I would point out to A Jersey Guy that the SEC, to paraphrase the great Billy Joel, didn't start this fire. If we're going to be completly honest, which Jersey Guy likes, Texas and Oklahoma decided long ago they were tired of carrying the rest of the Big 12 conference financially. They were tired of playing big games (like the 50th anniversary of the Oklahoma-Nebraska Game of the Century) at 11 a.m. Eastern time because their televion partners were so inflexible. 

They could look down the road and see that they were not getting stronger but were treading water--at best

"It became obvious that standing pat would mean falling behind," said Joe Castiglione, the athletics director at Oklahoma.

So Texas and OU started looking for another home. And it was entirely logical that they would call the SEC first.
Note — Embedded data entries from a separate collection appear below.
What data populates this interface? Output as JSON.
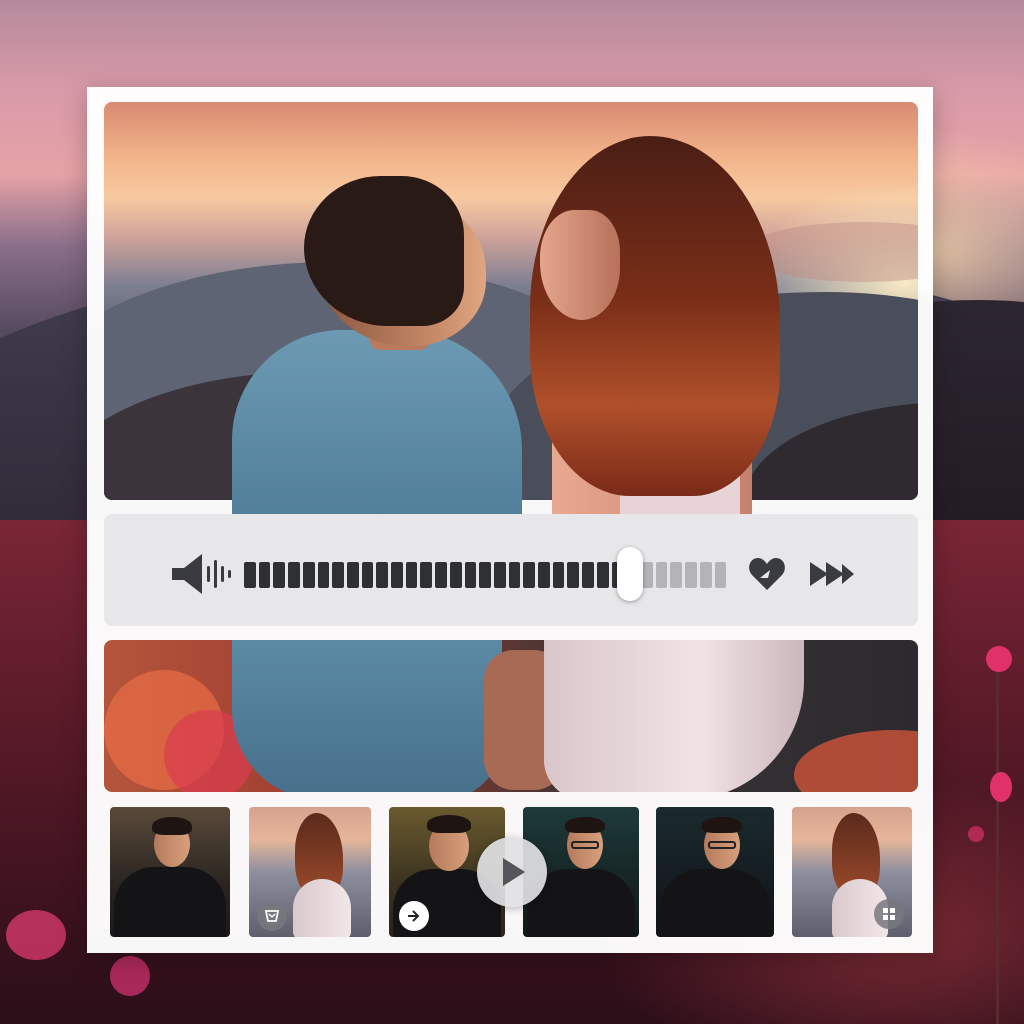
{
  "player": {
    "playback_progress": 0.8,
    "track_segments": 33,
    "icons": {
      "volume": "speaker-volume-icon",
      "favorite": "heart-icon",
      "fast_forward": "fast-forward-icon",
      "play": "play-icon"
    },
    "colors": {
      "played": "#2f3034",
      "remaining": "#b4b4b8",
      "panel": "#e7e6e8"
    }
  },
  "thumbnails": [
    {
      "subject": "man-portrait",
      "badge_icon": null
    },
    {
      "subject": "woman-mountains",
      "badge_icon": "gallery-icon"
    },
    {
      "subject": "man-smiling",
      "badge_icon": "share-arrow-icon"
    },
    {
      "subject": "man-glasses",
      "badge_icon": null
    },
    {
      "subject": "man-glasses-phone",
      "badge_icon": null
    },
    {
      "subject": "woman-mountains",
      "badge_icon": "grid-icon"
    }
  ],
  "accent": "#e0316a"
}
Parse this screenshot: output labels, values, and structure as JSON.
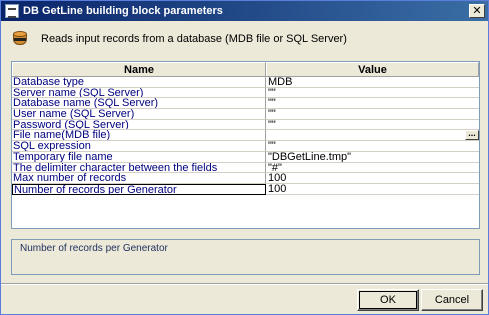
{
  "window": {
    "title": "DB GetLine building block parameters",
    "close_glyph": "✕"
  },
  "header": {
    "icon": "database-icon",
    "text": "Reads input records from a database (MDB file or SQL Server)"
  },
  "grid": {
    "columns": [
      "Name",
      "Value"
    ],
    "rows": [
      {
        "name": "Database type",
        "value": "MDB"
      },
      {
        "name": "Server name (SQL Server)",
        "value": "\"\""
      },
      {
        "name": "Database name (SQL Server)",
        "value": "\"\""
      },
      {
        "name": "User name (SQL Server)",
        "value": "\"\""
      },
      {
        "name": "Password (SQL Server)",
        "value": "\"\""
      },
      {
        "name": "File name(MDB file)",
        "value": ""
      },
      {
        "name": "SQL expression",
        "value": "\"\""
      },
      {
        "name": "Temporary file name",
        "value": "\"DBGetLine.tmp\""
      },
      {
        "name": "The delimiter character between the fields",
        "value": "\"#\""
      },
      {
        "name": "Max number of records",
        "value": "100"
      },
      {
        "name": "Number of records per Generator",
        "value": "100"
      }
    ],
    "browse_label": "..."
  },
  "description": "Number of records per Generator",
  "buttons": {
    "ok": "OK",
    "cancel": "Cancel"
  }
}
And if the SEC said "no" Texas and OU would walk down the street and talk to the Big Ten, which would have taken them faster than you can say "Jim Delany (the former commissioner)."

So the SEC made the deal which makes the nation's strongest, most competitive conference even stronger.

With all of that as background, we return to the original question: "Is a supersized SEC good for college football?"

The answer is yes because the SEC is leading college football to a place where it needs to go if it wants to continue to thrive in a 21st century marketplace. The pandemic, I have learned from smart people, takes trends already in place and accelerates them. College football was already due for some more contraction. This just moves it along.

In the age of NIL, the transfer portal, a 12-team college football playoff, and a revamped NCAA, each conference has to do what it can to strengthen itself  to take on this brave new world. The SEC simply leading the way. Now the other conferences have to decide if they will follow.

As the late, great Bobby Bowden once said: "Son, this train is leaving the station. You have to decide if you want to be on it."